Adjani et Truffaut dans la peau d’Adèle H. Comment résister ? On sait que ça va être une expérience unique, et qui marque au fer rouge. Cette fille a réellement existée, mais elle ressemble à un personnage romantique tout droit sorti d’un roman d’Emily Brontë. Truffaut va plus loin, c’est un as dans la description de situations banales, vécues dans un cadre bourgeois, situations qui deviennent très chargées, et lourdes de sens devant sa caméra.
Isabelle est tellement impressionnante, qu’on en reste baba d’admiration. Chaque geste, chaque parole à une signification, et est pensée, pesée, digérée psychologiquement, et nous est jeté à la face. Femme passionnée, déraisonnée, amoureuse, jusqu’aux portes de la folie. À ce niveau de performance, on ne parle même plus de technique, se serait petit, on parle de pur talent. Un tel abandon dans le corps de son personnage, qu’on ressent la présence d’Adèle H, comme si elle est dans la pièce avec nous, à côté de nous. Enjoy ! C’est le genre de film qui dépasse le stade de la monstration, pour nous proposer un bijou fait d’émotion brut.
Pas de reconstitution grandiloquente. Son monde se limite à sa chambre de bonne, Adèle, (et elle écrit tout le temps son journal). Aller à la poste. Et cet homme qu’elle poursuit de ses assiduités, c’est tout. Un espace domestique et mental clos. Un Canada qui se réduit à quelques tuniques rouges, et un peu de neige, l’important n’est pas là. Chaque plan d’une justesse biblique, et cette histoire banale devient extraordinaire.
Cette réussite artistique marche au-delà des espérances, et je pense que ce film, et quelques autres, ont dus aider à faire circuler la rumeur comme quoi Isabelle était réellement malade, atteinte du Sida, voire morte ! Incroyable quand même.
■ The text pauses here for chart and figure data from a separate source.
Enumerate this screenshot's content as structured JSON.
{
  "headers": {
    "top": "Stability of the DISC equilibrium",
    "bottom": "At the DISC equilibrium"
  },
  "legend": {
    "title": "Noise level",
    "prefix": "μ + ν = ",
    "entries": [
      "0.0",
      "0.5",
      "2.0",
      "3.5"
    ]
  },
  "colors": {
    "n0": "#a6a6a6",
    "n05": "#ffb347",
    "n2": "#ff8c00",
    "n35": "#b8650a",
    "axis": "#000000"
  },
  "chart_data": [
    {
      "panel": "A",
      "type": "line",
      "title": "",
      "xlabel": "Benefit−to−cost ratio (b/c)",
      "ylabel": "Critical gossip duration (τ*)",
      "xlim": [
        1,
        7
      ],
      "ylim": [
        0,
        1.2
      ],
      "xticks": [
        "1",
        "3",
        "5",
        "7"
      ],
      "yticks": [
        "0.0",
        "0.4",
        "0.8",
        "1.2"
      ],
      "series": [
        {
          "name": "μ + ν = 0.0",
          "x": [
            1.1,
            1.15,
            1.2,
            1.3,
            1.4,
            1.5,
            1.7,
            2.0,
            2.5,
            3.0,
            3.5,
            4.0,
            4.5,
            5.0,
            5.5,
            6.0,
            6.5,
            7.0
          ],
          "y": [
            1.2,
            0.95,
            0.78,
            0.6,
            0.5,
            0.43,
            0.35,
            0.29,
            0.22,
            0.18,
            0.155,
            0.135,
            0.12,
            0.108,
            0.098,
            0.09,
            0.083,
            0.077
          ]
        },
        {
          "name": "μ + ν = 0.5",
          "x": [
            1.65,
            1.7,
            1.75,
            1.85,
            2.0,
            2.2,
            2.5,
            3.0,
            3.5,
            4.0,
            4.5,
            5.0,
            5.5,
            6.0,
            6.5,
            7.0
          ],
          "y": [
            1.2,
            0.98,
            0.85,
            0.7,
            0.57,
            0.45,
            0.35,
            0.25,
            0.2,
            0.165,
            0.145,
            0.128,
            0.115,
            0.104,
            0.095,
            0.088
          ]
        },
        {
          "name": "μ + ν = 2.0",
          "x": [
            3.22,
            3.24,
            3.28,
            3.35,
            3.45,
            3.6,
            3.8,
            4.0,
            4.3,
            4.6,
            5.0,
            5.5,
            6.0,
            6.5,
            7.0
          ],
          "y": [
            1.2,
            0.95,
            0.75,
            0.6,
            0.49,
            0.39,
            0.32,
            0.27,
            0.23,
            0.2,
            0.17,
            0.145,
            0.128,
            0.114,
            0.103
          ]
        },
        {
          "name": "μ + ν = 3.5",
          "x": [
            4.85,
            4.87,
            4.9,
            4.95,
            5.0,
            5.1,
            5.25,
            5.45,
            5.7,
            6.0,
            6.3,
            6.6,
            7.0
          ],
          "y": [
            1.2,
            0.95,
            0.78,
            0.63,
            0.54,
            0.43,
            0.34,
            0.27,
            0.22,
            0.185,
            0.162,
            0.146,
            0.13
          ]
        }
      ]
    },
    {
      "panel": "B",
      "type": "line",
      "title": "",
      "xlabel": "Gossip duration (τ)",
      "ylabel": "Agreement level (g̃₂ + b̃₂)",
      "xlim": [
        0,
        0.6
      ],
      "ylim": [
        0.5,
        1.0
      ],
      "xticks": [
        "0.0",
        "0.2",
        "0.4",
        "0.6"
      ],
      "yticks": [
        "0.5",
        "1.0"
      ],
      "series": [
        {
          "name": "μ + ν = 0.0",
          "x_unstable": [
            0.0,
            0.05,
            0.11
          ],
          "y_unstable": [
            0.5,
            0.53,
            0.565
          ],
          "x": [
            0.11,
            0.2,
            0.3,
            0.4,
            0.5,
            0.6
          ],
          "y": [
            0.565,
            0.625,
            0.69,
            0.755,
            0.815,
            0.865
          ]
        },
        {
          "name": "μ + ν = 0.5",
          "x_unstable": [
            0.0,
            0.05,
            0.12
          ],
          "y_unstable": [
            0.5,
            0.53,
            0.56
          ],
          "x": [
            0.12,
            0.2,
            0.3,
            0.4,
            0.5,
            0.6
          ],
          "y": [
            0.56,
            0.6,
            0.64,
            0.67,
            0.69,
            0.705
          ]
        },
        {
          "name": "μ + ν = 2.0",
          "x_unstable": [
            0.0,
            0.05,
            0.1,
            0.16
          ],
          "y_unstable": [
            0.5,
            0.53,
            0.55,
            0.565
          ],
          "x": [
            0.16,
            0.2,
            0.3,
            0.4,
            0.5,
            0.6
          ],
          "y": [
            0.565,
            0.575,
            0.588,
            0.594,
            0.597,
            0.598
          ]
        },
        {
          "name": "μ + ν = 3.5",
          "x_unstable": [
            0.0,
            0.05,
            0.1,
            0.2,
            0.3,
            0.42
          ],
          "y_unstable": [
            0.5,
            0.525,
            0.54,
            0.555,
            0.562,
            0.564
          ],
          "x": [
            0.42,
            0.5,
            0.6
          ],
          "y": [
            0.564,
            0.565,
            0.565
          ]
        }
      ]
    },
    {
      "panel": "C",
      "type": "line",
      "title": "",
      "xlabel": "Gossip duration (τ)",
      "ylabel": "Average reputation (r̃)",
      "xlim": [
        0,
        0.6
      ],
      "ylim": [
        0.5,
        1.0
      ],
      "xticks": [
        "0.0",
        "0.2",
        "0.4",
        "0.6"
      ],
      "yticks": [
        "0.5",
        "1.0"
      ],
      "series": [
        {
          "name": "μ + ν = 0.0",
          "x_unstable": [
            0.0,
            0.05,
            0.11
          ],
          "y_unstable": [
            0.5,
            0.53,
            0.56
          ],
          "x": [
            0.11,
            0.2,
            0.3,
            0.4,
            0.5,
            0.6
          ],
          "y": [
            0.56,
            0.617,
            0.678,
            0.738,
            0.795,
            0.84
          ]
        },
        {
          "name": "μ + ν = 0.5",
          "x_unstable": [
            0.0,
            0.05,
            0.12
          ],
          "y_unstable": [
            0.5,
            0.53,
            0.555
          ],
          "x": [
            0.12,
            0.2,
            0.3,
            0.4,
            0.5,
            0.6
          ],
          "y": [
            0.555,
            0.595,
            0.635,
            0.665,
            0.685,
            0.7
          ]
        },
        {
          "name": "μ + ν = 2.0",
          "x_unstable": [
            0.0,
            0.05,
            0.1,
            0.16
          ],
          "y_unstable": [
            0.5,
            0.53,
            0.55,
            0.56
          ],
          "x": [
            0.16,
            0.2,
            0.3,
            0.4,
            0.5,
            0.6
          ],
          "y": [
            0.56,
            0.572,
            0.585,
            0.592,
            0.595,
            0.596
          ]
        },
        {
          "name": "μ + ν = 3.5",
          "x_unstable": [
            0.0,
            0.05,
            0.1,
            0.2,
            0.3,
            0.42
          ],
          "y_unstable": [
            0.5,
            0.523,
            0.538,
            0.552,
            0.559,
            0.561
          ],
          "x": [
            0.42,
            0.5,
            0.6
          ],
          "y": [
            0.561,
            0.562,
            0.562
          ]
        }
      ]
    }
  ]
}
Et je me demande si le fait que l’histoire authentique de cette fille perdue, aurait marché si elle n’était pas la fille du fameux Victor H. Mystère ? Mystère vite levé vue les qualités formelles du film. C’est sans doute pour cela qu’on ne dit jamais le nom de famille d’Adèle H pour Hugo. Ceci n’est pas un biopic, je ne sais même pas si on utilisait ce terme à l’époque. Mais ça a la force qui manque à bien des biopics. On entre carrément dans la tête d’Adèle H, on ne se contente pas de la voir vivre, et sombrer. Ensuite Truffaut utilise habilement les lettres, seule rapport qu’elle a avec son père, pour parler de ce père absent bien que mondialement célèbre. Ce n’est pas un biopic, ou alors se serait un biopic « aidé » comme dirait Marcel Duchamp.
Un biopic sur Victor H, mauvais père, à travers les déboires de sa fille cadette, qui a fuguée au Canada par manque d’amour. La fille préféré, Léopoldine étant malheureusement décédée par accident.
Moi j’ai tout compris dans le plan final. Adjani/Adèle réapparaît tout sourire, comme revenue du néant, comme délivrée du mal qui l’a rongeait, et nous délivre sa vérité en paroles très poétiques tirées de son journal. On peut dire que c’était une folle, une caractérielle, une hystérique, ou une idiote amoureuse d’un homme qui ne voulait pas d’elle. Pour moi, c’est une artiste.